If you're happy with yourself and your quality of life then you are perfect, regardless of how much you weigh.

Myself on the other hand. I am not happy with my life and the quality of life isn't top notch... I thank the Lord for the blessings He has given me. Less than 2 years ago I was working at a furniture store making 2 bucks over minimum wage, now I have a job in my field of study that's paying 3x over minimum wage, my car is paid off and I own a home! So much has changed in such a short amount of time it couldn't have been none other than the blessings of the Lord. I thank God for giving me everything. Even with my life on a good track, I'm still not entirely satisfied... I have to lose this weight. There are plenty of reasons on why I should and want to lose weight but I think they all boil down to this, I want a wife and family. No matter what I accomplish in life, no matter how much money I have, I'm not going to feel happy until I have my own family. I know God wants to bless me with this but it's the one thing I won't let Him bless me with. My weight over the span on my life has effected so many different aspects. You couldn't begin to understand unless you were in my shoes. It's aggravating when someone tells me they know what I'm going through because they had a similar problem... unless they were also 100+ pounds overweight for a majority of their life, you have NO IDEA! A person that's grown up average weight and then put on muscle doesn't have a clue what the work is like to first drop 100 pounds. I know they put in the work to become more muscular but if you're addicted to food and first have to drop weight you just don't know what it's like and never will. The way a person that's addicted to food and the lifestyle of a person that's been average weight for their entire life, cannot be comprehended by either party. I've been working with a trainer for the past 5 months and have come to the conclusion that trainers just aren't going to give me the type of help I need. The type of help I need can only come from 1 person, MYSELF. The feeling of being broken at the center of my core has to be mended. The  thoughts that are always on my mind which blur out my positive conscience have to be tuned to a different channel. The way I comfort myself when doing good, with spending time with friends, when I'm happy, dealing with stress, when worried, when feeling depressed, have to change from eating to (something that has to be determined).

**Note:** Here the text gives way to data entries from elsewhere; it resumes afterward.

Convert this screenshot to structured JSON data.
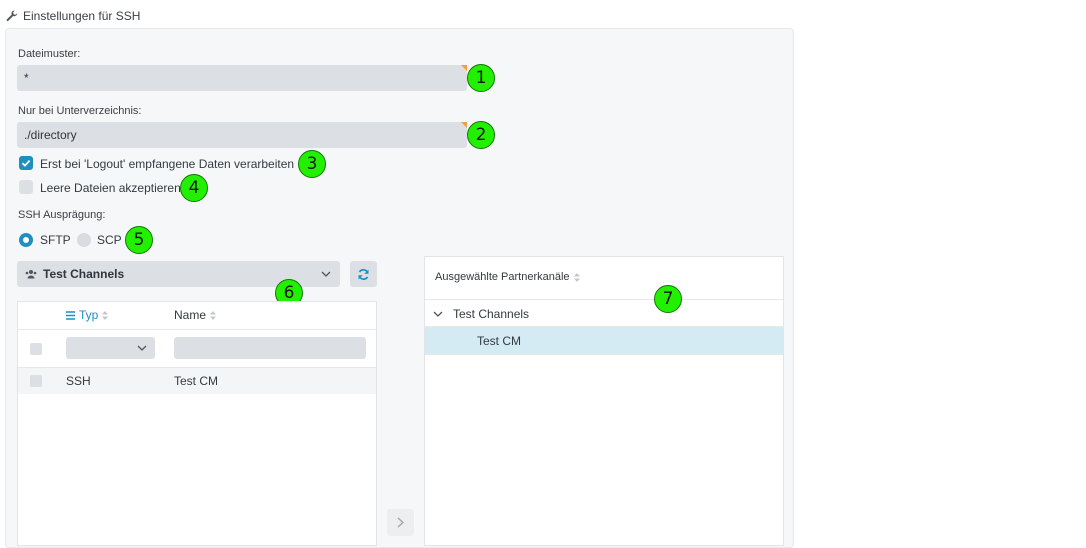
{
  "header": {
    "title": "Einstellungen für SSH",
    "icon": "wrench-icon"
  },
  "file_pattern": {
    "label": "Dateimuster:",
    "value": "*"
  },
  "subdirectory": {
    "label": "Nur bei Unterverzeichnis:",
    "value": "./directory"
  },
  "checkboxes": {
    "logout": {
      "label": "Erst bei 'Logout' empfangene Daten verarbeiten",
      "checked": true
    },
    "empty_files": {
      "label": "Leere Dateien akzeptieren",
      "checked": false
    }
  },
  "ssh_type": {
    "label": "SSH Ausprägung:",
    "options": [
      {
        "label": "SFTP",
        "selected": true
      },
      {
        "label": "SCP",
        "selected": false
      }
    ]
  },
  "channel_select": {
    "value": "Test Channels",
    "icon": "users-icon"
  },
  "left_table": {
    "columns": {
      "type": "Typ",
      "name": "Name"
    },
    "rows": [
      {
        "type": "SSH",
        "name": "Test CM"
      }
    ]
  },
  "right_panel": {
    "header": "Ausgewählte Partnerkanäle",
    "group": "Test Channels",
    "items": [
      "Test CM"
    ]
  },
  "badges": [
    "1",
    "2",
    "3",
    "4",
    "5",
    "6",
    "7"
  ],
  "colors": {
    "accent": "#1f8fc0",
    "badge": "#22f000",
    "selection": "#d5ebf3"
  }
}
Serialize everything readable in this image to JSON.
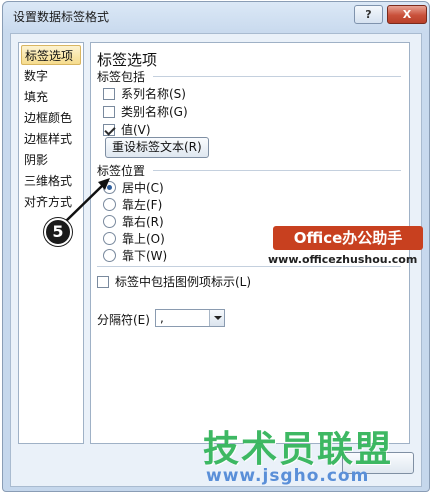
{
  "window": {
    "title": "设置数据标签格式",
    "help_label": "?",
    "close_label": "X"
  },
  "nav": {
    "items": [
      {
        "label": "标签选项",
        "selected": true
      },
      {
        "label": "数字"
      },
      {
        "label": "填充"
      },
      {
        "label": "边框颜色"
      },
      {
        "label": "边框样式"
      },
      {
        "label": "阴影"
      },
      {
        "label": "三维格式"
      },
      {
        "label": "对齐方式"
      }
    ]
  },
  "panel": {
    "title": "标签选项",
    "label_contains": {
      "heading": "标签包括",
      "options": [
        {
          "label": "系列名称(S)",
          "checked": false
        },
        {
          "label": "类别名称(G)",
          "checked": false
        },
        {
          "label": "值(V)",
          "checked": true
        }
      ],
      "reset_button": "重设标签文本(R)"
    },
    "label_position": {
      "heading": "标签位置",
      "options": [
        {
          "label": "居中(C)",
          "checked": true
        },
        {
          "label": "靠左(F)",
          "checked": false
        },
        {
          "label": "靠右(R)",
          "checked": false
        },
        {
          "label": "靠上(O)",
          "checked": false
        },
        {
          "label": "靠下(W)",
          "checked": false
        }
      ]
    },
    "include_legend_key": {
      "label": "标签中包括图例项标示(L)",
      "checked": false
    },
    "separator": {
      "label": "分隔符(E)",
      "value": ","
    }
  },
  "annotation": {
    "step_number": "5"
  },
  "watermark": {
    "brand": "Office办公助手",
    "brand_url": "www.officezhushou.com",
    "site_name": "技术员联盟",
    "site_url": "www.jsgho.com"
  }
}
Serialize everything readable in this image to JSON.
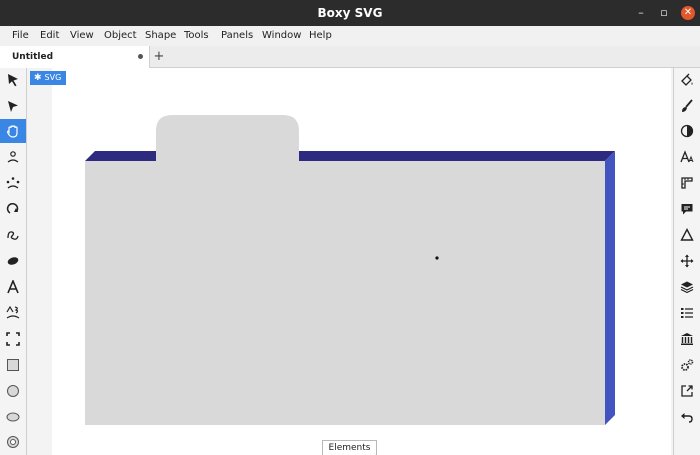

A talent I have is being able to predict what the future will bring. Not in a "fortune teller" type of way but in a way where I can see my ultimate goal and apply that toward the work I do today. It may not come for many years but I can see it coming to fruition. From now on I will remind myself that the reason I workout is for the prospect of one day having a family. If you could look at the core of my being you would see how impossible this seems. It feels like I'm trying to cross a fiery volcano using a broken bridge. It seems intimidating and impossible to do, people have even said don't try to cross because you'll only make it so far before coming back. To those people I say to them what Jesus told Satan in Matthew 16:23,

""Get behind me, Satan! You are a stumbling block to me; you do not have in mind the concerns of God, but merely human concerns.".